Fishermen have followed strict quotas so fish stocks could recover, but scientists are seeing emerging ecosystem changes that may be hindering recovery. Warming waters can significantly affect where some of our cold-water fishes like cod are found. We may have to accept that cod and other species could shift into new areas, even out of our region, if the warming we are detecting continues.
We’re reaching out for assistance to our federal partners in Congress and to other federal agencies, such as the Small Business Administration. Commerce’s Economic Development Administration (EDA) worked with cities in the region to create community development plans. State and local leaders are looking for transition assistance, and we hope that the EDA plans can be a blueprint for investments to sustain coastal communities.
In her remarks at last week’s fishing rally in Boston, Gloucester Mayor Carolyn Kirk said she wanted Gloucester to remain a fishing port for another 400 years. While not a silver bullet, these combined efforts start to provide a way forward for coastal communities to consider what needs to be done today and for tomorrow.
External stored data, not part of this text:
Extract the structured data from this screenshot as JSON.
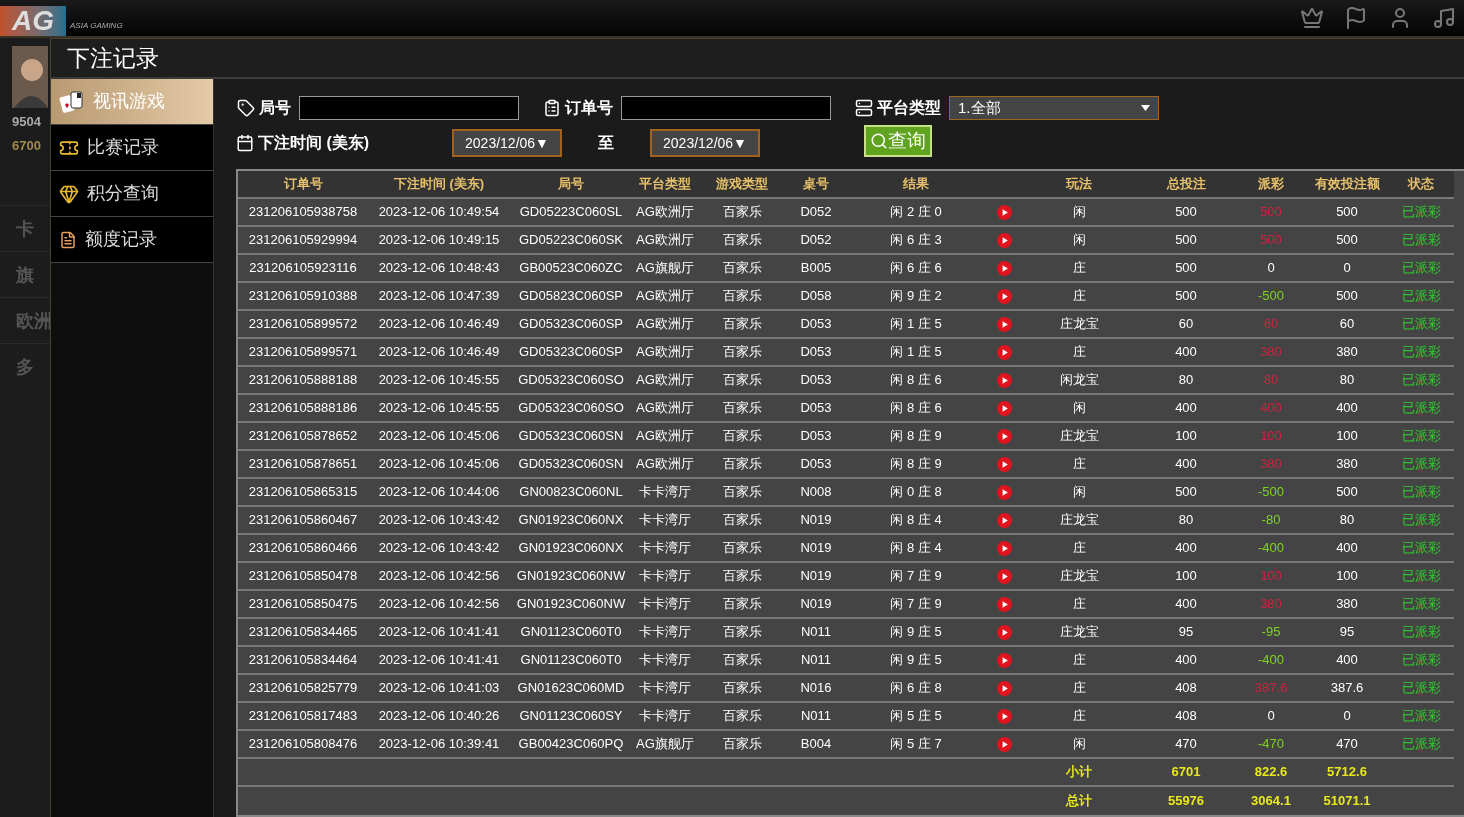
{
  "app": {
    "logo": "AG",
    "tagline": "ASIA GAMING"
  },
  "lobby": {
    "balances": [
      "9504",
      "6700"
    ],
    "categories": [
      "卡",
      "旗",
      "欧洲",
      "多"
    ]
  },
  "dialog": {
    "title": "下注记录",
    "sidebar": [
      {
        "label": "视讯游戏",
        "kind": "cards",
        "selected": true
      },
      {
        "label": "比赛记录",
        "kind": "ticket",
        "selected": false
      },
      {
        "label": "积分查询",
        "kind": "gem",
        "selected": false
      },
      {
        "label": "额度记录",
        "kind": "document",
        "selected": false
      }
    ],
    "filters": {
      "round_label": "局号",
      "order_label": "订单号",
      "platform_label": "平台类型",
      "platform_value": "1.全部",
      "time_label": "下注时间 (美东)",
      "date_from": "2023/12/06▼",
      "to_label": "至",
      "date_to": "2023/12/06▼",
      "query_button": "查询"
    },
    "table": {
      "columns": [
        "订单号",
        "下注时间 (美东)",
        "局号",
        "平台类型",
        "游戏类型",
        "桌号",
        "结果",
        "玩法",
        "总投注",
        "派彩",
        "有效投注额",
        "状态"
      ],
      "rows": [
        {
          "order": "231206105938758",
          "time": "2023-12-06 10:49:54",
          "round": "GD05223C060SL",
          "platform": "AG欧洲厅",
          "game": "百家乐",
          "table": "D052",
          "result": "闲 2 庄 0",
          "bet": "闲",
          "total": "500",
          "payout": "500",
          "color": "#d0213f",
          "valid": "500",
          "status": "已派彩"
        },
        {
          "order": "231206105929994",
          "time": "2023-12-06 10:49:15",
          "round": "GD05223C060SK",
          "platform": "AG欧洲厅",
          "game": "百家乐",
          "table": "D052",
          "result": "闲 6 庄 3",
          "bet": "闲",
          "total": "500",
          "payout": "500",
          "color": "#d0213f",
          "valid": "500",
          "status": "已派彩"
        },
        {
          "order": "231206105923116",
          "time": "2023-12-06 10:48:43",
          "round": "GB00523C060ZC",
          "platform": "AG旗舰厅",
          "game": "百家乐",
          "table": "B005",
          "result": "闲 6 庄 6",
          "bet": "庄",
          "total": "500",
          "payout": "0",
          "color": "#ffffff",
          "valid": "0",
          "status": "已派彩"
        },
        {
          "order": "231206105910388",
          "time": "2023-12-06 10:47:39",
          "round": "GD05823C060SP",
          "platform": "AG欧洲厅",
          "game": "百家乐",
          "table": "D058",
          "result": "闲 9 庄 2",
          "bet": "庄",
          "total": "500",
          "payout": "-500",
          "color": "#7ed321",
          "valid": "500",
          "status": "已派彩"
        },
        {
          "order": "231206105899572",
          "time": "2023-12-06 10:46:49",
          "round": "GD05323C060SP",
          "platform": "AG欧洲厅",
          "game": "百家乐",
          "table": "D053",
          "result": "闲 1 庄 5",
          "bet": "庄龙宝",
          "total": "60",
          "payout": "60",
          "color": "#d0213f",
          "valid": "60",
          "status": "已派彩"
        },
        {
          "order": "231206105899571",
          "time": "2023-12-06 10:46:49",
          "round": "GD05323C060SP",
          "platform": "AG欧洲厅",
          "game": "百家乐",
          "table": "D053",
          "result": "闲 1 庄 5",
          "bet": "庄",
          "total": "400",
          "payout": "380",
          "color": "#d0213f",
          "valid": "380",
          "status": "已派彩"
        },
        {
          "order": "231206105888188",
          "time": "2023-12-06 10:45:55",
          "round": "GD05323C060SO",
          "platform": "AG欧洲厅",
          "game": "百家乐",
          "table": "D053",
          "result": "闲 8 庄 6",
          "bet": "闲龙宝",
          "total": "80",
          "payout": "80",
          "color": "#d0213f",
          "valid": "80",
          "status": "已派彩"
        },
        {
          "order": "231206105888186",
          "time": "2023-12-06 10:45:55",
          "round": "GD05323C060SO",
          "platform": "AG欧洲厅",
          "game": "百家乐",
          "table": "D053",
          "result": "闲 8 庄 6",
          "bet": "闲",
          "total": "400",
          "payout": "400",
          "color": "#d0213f",
          "valid": "400",
          "status": "已派彩"
        },
        {
          "order": "231206105878652",
          "time": "2023-12-06 10:45:06",
          "round": "GD05323C060SN",
          "platform": "AG欧洲厅",
          "game": "百家乐",
          "table": "D053",
          "result": "闲 8 庄 9",
          "bet": "庄龙宝",
          "total": "100",
          "payout": "100",
          "color": "#d0213f",
          "valid": "100",
          "status": "已派彩"
        },
        {
          "order": "231206105878651",
          "time": "2023-12-06 10:45:06",
          "round": "GD05323C060SN",
          "platform": "AG欧洲厅",
          "game": "百家乐",
          "table": "D053",
          "result": "闲 8 庄 9",
          "bet": "庄",
          "total": "400",
          "payout": "380",
          "color": "#d0213f",
          "valid": "380",
          "status": "已派彩"
        },
        {
          "order": "231206105865315",
          "time": "2023-12-06 10:44:06",
          "round": "GN00823C060NL",
          "platform": "卡卡湾厅",
          "game": "百家乐",
          "table": "N008",
          "result": "闲 0 庄 8",
          "bet": "闲",
          "total": "500",
          "payout": "-500",
          "color": "#7ed321",
          "valid": "500",
          "status": "已派彩"
        },
        {
          "order": "231206105860467",
          "time": "2023-12-06 10:43:42",
          "round": "GN01923C060NX",
          "platform": "卡卡湾厅",
          "game": "百家乐",
          "table": "N019",
          "result": "闲 8 庄 4",
          "bet": "庄龙宝",
          "total": "80",
          "payout": "-80",
          "color": "#7ed321",
          "valid": "80",
          "status": "已派彩"
        },
        {
          "order": "231206105860466",
          "time": "2023-12-06 10:43:42",
          "round": "GN01923C060NX",
          "platform": "卡卡湾厅",
          "game": "百家乐",
          "table": "N019",
          "result": "闲 8 庄 4",
          "bet": "庄",
          "total": "400",
          "payout": "-400",
          "color": "#7ed321",
          "valid": "400",
          "status": "已派彩"
        },
        {
          "order": "231206105850478",
          "time": "2023-12-06 10:42:56",
          "round": "GN01923C060NW",
          "platform": "卡卡湾厅",
          "game": "百家乐",
          "table": "N019",
          "result": "闲 7 庄 9",
          "bet": "庄龙宝",
          "total": "100",
          "payout": "100",
          "color": "#d0213f",
          "valid": "100",
          "status": "已派彩"
        },
        {
          "order": "231206105850475",
          "time": "2023-12-06 10:42:56",
          "round": "GN01923C060NW",
          "platform": "卡卡湾厅",
          "game": "百家乐",
          "table": "N019",
          "result": "闲 7 庄 9",
          "bet": "庄",
          "total": "400",
          "payout": "380",
          "color": "#d0213f",
          "valid": "380",
          "status": "已派彩"
        },
        {
          "order": "231206105834465",
          "time": "2023-12-06 10:41:41",
          "round": "GN01123C060T0",
          "platform": "卡卡湾厅",
          "game": "百家乐",
          "table": "N011",
          "result": "闲 9 庄 5",
          "bet": "庄龙宝",
          "total": "95",
          "payout": "-95",
          "color": "#7ed321",
          "valid": "95",
          "status": "已派彩"
        },
        {
          "order": "231206105834464",
          "time": "2023-12-06 10:41:41",
          "round": "GN01123C060T0",
          "platform": "卡卡湾厅",
          "game": "百家乐",
          "table": "N011",
          "result": "闲 9 庄 5",
          "bet": "庄",
          "total": "400",
          "payout": "-400",
          "color": "#7ed321",
          "valid": "400",
          "status": "已派彩"
        },
        {
          "order": "231206105825779",
          "time": "2023-12-06 10:41:03",
          "round": "GN01623C060MD",
          "platform": "卡卡湾厅",
          "game": "百家乐",
          "table": "N016",
          "result": "闲 6 庄 8",
          "bet": "庄",
          "total": "408",
          "payout": "387.6",
          "color": "#d0213f",
          "valid": "387.6",
          "status": "已派彩"
        },
        {
          "order": "231206105817483",
          "time": "2023-12-06 10:40:26",
          "round": "GN01123C060SY",
          "platform": "卡卡湾厅",
          "game": "百家乐",
          "table": "N011",
          "result": "闲 5 庄 5",
          "bet": "庄",
          "total": "408",
          "payout": "0",
          "color": "#ffffff",
          "valid": "0",
          "status": "已派彩"
        },
        {
          "order": "231206105808476",
          "time": "2023-12-06 10:39:41",
          "round": "GB00423C060PQ",
          "platform": "AG旗舰厅",
          "game": "百家乐",
          "table": "B004",
          "result": "闲 5 庄 7",
          "bet": "闲",
          "total": "470",
          "payout": "-470",
          "color": "#7ed321",
          "valid": "470",
          "status": "已派彩"
        }
      ],
      "summary": [
        {
          "label": "小计",
          "total": "6701",
          "payout": "822.6",
          "valid": "5712.6"
        },
        {
          "label": "总计",
          "total": "55976",
          "payout": "3064.1",
          "valid": "51071.1"
        }
      ]
    }
  }
}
This is not the first transition for New England’s fishing communities. I come from New Bedford, where scallops sold for 38 cents a bushel in the ‘50s — no one wanted to eat them.
Now, due to the good efforts of fishermen, scientists, and government, they are a delicacy, sustainably fished and New Bedford has been the top dollar port since 2000.
If we work together, we can make another successful transition for fishermen and fishing communities.
John K. Bullard is Northeast administrator for the National Oceanic and Atmospheric Administration, based in Gloucester.